Every Thanksgiving was the same. After Mom got us four kids all dressed up, we went to Grandma’s house. On Long Island, that wasn’t exactly over the river and through the woods. More like over the railroad tracks and through the traffic.
Grandma’s was a back-door house, so our arrival was into the kitchen, where things were bubbling on the stove. Her red and black tile floor was shining, the metal cabinets squeaky white and the sun brightened it all through the bay windows.
While Mom and Grandma tended to the bubbling things, we kids watched the Macy’s Thanksgiving Day Parade on TV. Sometimes we knew people who were marching in the parade, so we stayed glued to the set to see them.
About a half-hour before dinner, my Aunt Clara and Uncle Bob arrived with my cousin, Joann. Aunt Clara always cooked the turkey at her house, a few blocks away. The reason given was that it saved Grandma the work of lifting the huge bird in and out of the oven. Knowing Aunt Clara, a strong-willed German who never lost any of her accent, she probably wanted to make sure that bird was cooked right. It was always perfect and delicious.
At dinnertime, the “youngsters” had to sit at a card table set up in the next room. We hated that. It was a rite-of-passage when we got old enough (12 or 13) to sit with the big people at the elegantly-set table in the dining room. Grandma had a lace tablecloth, fine china, silverware and crystal that she used only once a year.
At other times when we visited, I loved to sneak open the drawer of the sideboard that held the silver. The drawer was lined with a velvet-like fabric and it all smelled musty-rich. Grandma must have treasured her dining room set, with its china cabinet, sideboard, large table and padded chairs. She and my grandfather had bought the house right before the Great Depression, so it was probably many years before they could afford good furniture.
Though my grandmother always called it turnip, the orange in the mashed potatoes is actually rutabaga, I discovered when I began cooking my own Thanksgiving meal. How did that tradition start? I don’t know. But I insist on keeping it, even though that rutabaga is hard as a locust post and I still haven’t come up with an easy way to cut it. Maybe if I stayed in the kitchen instead of watching the parade, I would have learned a great secret. In recent years, I’ve been whacking it with the really sharp meat cleaver, like splitting firewood, making loud karate sounds with each strike.

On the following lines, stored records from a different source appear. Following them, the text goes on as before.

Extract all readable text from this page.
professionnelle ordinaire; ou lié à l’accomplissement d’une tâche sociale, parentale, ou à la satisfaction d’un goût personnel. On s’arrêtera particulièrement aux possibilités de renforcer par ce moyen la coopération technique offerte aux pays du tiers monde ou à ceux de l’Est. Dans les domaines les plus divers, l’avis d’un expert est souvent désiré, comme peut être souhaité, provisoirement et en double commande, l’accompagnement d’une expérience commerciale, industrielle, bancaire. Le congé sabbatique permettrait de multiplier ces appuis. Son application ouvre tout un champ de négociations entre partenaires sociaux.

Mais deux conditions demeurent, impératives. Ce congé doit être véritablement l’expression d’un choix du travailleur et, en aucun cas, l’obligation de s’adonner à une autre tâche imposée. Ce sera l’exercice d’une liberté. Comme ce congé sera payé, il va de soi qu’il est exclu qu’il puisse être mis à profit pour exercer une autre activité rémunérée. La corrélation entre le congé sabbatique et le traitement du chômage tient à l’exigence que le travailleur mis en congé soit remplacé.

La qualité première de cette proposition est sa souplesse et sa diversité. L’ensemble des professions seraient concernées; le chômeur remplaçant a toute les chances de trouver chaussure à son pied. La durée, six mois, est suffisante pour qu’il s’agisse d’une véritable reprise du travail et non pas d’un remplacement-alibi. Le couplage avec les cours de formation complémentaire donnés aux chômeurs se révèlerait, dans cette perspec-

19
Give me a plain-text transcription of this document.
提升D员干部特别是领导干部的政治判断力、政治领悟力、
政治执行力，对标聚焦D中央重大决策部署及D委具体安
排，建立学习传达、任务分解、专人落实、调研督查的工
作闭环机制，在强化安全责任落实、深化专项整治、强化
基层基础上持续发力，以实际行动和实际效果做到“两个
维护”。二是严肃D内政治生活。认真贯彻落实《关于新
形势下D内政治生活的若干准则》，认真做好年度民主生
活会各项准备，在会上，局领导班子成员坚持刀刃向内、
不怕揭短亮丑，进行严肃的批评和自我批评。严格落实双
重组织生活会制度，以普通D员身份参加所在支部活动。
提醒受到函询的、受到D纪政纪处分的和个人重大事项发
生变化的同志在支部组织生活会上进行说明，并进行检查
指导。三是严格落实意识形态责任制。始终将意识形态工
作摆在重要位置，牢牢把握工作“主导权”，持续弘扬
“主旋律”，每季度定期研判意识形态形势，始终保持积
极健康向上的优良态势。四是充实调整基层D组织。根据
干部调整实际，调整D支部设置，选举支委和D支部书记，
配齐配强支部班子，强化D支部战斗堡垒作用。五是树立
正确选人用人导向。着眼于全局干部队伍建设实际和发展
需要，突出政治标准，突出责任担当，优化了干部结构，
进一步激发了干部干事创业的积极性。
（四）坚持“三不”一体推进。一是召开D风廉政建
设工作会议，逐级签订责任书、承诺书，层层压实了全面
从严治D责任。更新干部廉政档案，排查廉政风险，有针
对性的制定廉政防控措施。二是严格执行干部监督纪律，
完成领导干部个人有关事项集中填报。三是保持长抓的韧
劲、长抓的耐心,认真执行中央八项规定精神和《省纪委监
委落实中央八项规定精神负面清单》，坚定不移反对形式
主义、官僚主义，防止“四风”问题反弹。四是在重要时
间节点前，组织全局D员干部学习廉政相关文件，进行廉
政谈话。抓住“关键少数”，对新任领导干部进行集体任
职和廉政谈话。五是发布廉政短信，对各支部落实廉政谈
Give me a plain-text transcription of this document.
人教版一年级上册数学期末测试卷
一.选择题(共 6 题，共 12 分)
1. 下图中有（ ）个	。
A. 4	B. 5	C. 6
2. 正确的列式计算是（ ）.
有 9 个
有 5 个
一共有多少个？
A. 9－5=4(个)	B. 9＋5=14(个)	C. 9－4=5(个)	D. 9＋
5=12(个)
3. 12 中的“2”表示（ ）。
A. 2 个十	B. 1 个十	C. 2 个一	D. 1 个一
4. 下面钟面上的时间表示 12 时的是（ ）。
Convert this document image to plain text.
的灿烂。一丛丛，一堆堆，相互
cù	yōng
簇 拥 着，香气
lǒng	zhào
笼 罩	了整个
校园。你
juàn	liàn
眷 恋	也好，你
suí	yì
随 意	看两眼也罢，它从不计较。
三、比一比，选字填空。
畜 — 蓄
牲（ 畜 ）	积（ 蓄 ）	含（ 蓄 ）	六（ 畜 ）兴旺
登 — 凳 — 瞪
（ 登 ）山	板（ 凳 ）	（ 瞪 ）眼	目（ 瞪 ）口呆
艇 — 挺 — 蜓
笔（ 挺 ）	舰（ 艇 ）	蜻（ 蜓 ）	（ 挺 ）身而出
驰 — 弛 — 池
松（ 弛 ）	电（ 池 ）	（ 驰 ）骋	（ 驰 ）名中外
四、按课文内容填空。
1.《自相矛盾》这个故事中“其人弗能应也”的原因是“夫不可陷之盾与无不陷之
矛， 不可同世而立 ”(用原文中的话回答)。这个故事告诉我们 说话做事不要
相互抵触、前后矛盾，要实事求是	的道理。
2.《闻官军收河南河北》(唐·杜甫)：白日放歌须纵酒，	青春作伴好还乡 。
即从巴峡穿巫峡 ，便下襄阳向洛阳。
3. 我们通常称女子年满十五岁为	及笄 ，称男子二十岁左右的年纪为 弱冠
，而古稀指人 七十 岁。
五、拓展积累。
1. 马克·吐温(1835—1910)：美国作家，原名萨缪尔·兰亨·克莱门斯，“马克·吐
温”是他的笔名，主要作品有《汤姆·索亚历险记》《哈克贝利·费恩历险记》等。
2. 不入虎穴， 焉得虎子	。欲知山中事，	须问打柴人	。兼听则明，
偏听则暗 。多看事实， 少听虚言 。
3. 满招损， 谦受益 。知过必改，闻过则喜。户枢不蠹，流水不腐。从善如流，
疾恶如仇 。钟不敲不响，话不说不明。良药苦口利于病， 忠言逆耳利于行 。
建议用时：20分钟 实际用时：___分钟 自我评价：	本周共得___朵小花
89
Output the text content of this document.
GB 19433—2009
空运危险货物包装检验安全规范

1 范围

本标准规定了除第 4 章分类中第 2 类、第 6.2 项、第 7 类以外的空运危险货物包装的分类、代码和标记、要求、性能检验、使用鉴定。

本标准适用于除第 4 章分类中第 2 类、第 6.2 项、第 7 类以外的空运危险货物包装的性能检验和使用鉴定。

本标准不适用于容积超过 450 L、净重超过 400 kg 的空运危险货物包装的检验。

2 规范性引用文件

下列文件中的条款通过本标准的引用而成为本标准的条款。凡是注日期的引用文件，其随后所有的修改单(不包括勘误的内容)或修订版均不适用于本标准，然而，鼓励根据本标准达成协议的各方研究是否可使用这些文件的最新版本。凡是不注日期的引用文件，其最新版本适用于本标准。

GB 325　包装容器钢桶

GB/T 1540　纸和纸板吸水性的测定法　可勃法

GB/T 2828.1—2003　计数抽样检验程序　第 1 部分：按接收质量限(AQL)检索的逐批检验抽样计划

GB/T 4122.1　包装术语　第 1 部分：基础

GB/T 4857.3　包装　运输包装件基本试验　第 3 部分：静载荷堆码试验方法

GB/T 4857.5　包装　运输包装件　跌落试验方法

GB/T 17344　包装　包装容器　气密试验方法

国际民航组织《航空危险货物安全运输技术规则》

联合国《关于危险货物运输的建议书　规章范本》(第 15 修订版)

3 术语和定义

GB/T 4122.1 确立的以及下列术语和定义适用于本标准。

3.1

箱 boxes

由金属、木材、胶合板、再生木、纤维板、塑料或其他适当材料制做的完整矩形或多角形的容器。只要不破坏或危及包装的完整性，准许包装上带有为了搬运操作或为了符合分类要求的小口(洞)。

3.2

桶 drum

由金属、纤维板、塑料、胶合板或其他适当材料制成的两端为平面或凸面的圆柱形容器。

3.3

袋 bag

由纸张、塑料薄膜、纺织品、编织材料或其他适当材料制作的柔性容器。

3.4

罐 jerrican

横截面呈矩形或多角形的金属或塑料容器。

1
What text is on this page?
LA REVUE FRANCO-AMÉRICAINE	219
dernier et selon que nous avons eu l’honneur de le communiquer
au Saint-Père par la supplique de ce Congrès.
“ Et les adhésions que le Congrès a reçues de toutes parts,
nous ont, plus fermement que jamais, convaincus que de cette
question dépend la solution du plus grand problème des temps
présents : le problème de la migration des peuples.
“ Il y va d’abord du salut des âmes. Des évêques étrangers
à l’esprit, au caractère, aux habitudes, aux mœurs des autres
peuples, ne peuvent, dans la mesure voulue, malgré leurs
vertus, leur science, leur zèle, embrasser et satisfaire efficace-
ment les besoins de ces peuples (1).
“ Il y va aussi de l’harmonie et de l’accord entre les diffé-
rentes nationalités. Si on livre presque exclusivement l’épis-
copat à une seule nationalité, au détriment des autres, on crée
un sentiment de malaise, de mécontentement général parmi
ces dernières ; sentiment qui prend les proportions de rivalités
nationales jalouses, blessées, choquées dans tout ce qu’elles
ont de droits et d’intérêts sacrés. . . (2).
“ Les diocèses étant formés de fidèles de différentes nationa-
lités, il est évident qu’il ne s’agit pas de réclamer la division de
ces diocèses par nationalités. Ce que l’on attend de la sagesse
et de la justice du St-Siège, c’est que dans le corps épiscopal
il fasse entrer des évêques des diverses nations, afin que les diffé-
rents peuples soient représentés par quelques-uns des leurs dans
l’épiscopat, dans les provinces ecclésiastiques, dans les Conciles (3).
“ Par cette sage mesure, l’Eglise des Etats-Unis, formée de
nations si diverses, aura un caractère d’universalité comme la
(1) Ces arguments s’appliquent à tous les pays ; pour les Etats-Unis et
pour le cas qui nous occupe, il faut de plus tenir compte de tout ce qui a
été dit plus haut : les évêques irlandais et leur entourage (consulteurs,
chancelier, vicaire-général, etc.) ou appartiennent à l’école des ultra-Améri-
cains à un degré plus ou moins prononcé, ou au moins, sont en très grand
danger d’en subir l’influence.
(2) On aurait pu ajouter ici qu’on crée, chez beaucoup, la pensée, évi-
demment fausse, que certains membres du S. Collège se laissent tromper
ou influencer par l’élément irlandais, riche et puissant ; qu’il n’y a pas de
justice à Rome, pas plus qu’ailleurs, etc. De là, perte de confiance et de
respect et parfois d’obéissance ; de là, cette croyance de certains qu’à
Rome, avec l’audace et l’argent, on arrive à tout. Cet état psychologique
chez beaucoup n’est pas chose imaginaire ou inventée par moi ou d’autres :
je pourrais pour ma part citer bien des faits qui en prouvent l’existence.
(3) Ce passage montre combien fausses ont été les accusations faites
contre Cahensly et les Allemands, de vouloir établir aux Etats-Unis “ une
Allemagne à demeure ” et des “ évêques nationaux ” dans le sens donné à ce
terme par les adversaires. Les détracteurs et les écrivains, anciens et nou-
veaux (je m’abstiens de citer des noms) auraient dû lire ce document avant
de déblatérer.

We eat my family’s traditional meal rather than the husband’s because after marrying we always had Thanksgiving with my grandmother and mother, along with my siblings. As Jehovah’s Witnesses, it was the only holiday Grandma and Mom observed, and they thoroughly enjoyed it.
So my kids grew up with the same meal as me. One year I decided to make a completely different Thanksgiving, one I found in a Better Homes & Gardens magazine, with cornbread stuffing and asparagus and peas or something. Everyone hated it and told me to never ever change the menu again.
The only adjustment I’ve made is the stuffing, which I learned to make from the husband’s grandmother. She taught me to simmer the giblets with the onion and celery for an hour, then take out the giblets and add butter, letting it liquify with the broth. When the giblets cool, dice them tiny and add them back in. Then mix all that with the stuffing mix (I use Pepperidge Farm herb-seasoned crumbs) and stuff the bird. Mmmm.
Living so far away in Virginia, after Grandma’s house was sold I got only a few items. But what I do have is from Thanksgiving. I’ve got the lead crystal dish in which she served the raw vegetables, the crystal wine glasses and the lace tablecloth.
With the kids grown up now, and family scattered all over the world, the faces at the Thanksgiving table change from year to year, but the meal never does. And somehow, in a world that’s vastly different than the one I grew up in, that is comforting.